How the tracking of habitual rate influences speech perception

Maslowski, M., Meyer, A. S., & Bosker, H. R. (2019). How the tracking of habitual rate influences speech perception. Journal of Experimental Psychology: Learning, Memory, and Cognition, 45(1), 128-138. doi:10.1037/xlm0000579.
Listeners are known to track statistical regularities in speech. Yet, which temporal cues
are encoded is unclear. This study tested effects of talker-specific habitual speech rate
and talker-independent average speech rate (heard over a longer period of time) on
the perception of the temporal Dutch vowel contrast /A/-/a:/. First, Experiment 1
replicated that slow local (surrounding) speech contexts induce fewer long /a:/
responses than faster contexts. Experiment 2 tested effects of long-term habitual
speech rate. One high-rate group listened to ambiguous vowels embedded in `neutral'
speech from talker A, intermixed with speech from fast talker B. Another low-rate group
listened to the same `neutral' speech from talker A, but to talker B being slow.
Between-group comparison of the `neutral' trials showed that the high-rate group
demonstrated a lower proportion of /a:/ responses, indicating that talker A's habitual
speech rate sounded slower when B was faster.

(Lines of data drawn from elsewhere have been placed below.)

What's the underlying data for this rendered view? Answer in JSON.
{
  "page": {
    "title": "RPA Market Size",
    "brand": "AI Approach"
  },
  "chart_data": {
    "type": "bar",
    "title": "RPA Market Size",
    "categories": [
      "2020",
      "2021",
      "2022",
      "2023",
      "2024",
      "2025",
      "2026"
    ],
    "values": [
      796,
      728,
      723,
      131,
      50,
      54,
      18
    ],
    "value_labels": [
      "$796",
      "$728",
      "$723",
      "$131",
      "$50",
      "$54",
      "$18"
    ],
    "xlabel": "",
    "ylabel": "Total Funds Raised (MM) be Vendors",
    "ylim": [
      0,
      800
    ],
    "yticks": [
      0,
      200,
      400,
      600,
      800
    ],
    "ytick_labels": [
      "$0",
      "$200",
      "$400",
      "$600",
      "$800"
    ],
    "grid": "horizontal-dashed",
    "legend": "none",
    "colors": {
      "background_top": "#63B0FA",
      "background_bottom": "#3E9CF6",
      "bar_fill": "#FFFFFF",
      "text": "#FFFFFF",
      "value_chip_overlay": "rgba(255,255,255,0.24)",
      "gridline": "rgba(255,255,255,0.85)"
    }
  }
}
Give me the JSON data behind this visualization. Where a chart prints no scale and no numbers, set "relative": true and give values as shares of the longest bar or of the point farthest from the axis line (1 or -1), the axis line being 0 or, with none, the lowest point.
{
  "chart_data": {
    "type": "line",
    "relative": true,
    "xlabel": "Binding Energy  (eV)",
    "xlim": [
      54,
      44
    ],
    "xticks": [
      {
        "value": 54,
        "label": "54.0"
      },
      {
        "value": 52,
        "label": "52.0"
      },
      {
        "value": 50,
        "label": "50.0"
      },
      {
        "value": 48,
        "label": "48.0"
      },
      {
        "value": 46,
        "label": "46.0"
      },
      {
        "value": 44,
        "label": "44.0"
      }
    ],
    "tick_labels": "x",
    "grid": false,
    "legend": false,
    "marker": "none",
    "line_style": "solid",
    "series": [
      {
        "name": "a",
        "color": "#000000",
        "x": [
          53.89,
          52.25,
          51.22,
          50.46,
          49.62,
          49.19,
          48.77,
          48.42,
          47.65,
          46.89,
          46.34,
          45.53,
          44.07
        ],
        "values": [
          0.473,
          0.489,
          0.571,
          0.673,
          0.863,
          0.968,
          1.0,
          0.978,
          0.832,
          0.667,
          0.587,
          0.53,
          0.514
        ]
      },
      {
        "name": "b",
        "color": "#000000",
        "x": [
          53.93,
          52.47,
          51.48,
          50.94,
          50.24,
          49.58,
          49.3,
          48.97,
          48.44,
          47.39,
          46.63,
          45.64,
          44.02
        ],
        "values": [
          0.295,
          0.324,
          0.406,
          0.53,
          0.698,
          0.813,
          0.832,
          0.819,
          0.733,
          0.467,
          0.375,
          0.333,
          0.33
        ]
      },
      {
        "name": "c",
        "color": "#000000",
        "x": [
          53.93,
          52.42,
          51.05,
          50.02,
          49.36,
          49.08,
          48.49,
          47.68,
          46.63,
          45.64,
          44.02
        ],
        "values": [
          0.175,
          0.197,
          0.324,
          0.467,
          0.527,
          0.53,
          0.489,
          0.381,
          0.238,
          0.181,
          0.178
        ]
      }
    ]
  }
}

In Experiment 3, both talkers
produced speech at both rates, removing the different habitual speech rates of talker A
and B, while maintaining the average rate differing between groups. This time no
global rate effect was observed. Taken together, the present experiments show that a
talker's habitual rate is encoded relative to the habitual rate of another talker, carrying
implications for episodic and constraint-based models of speech perception.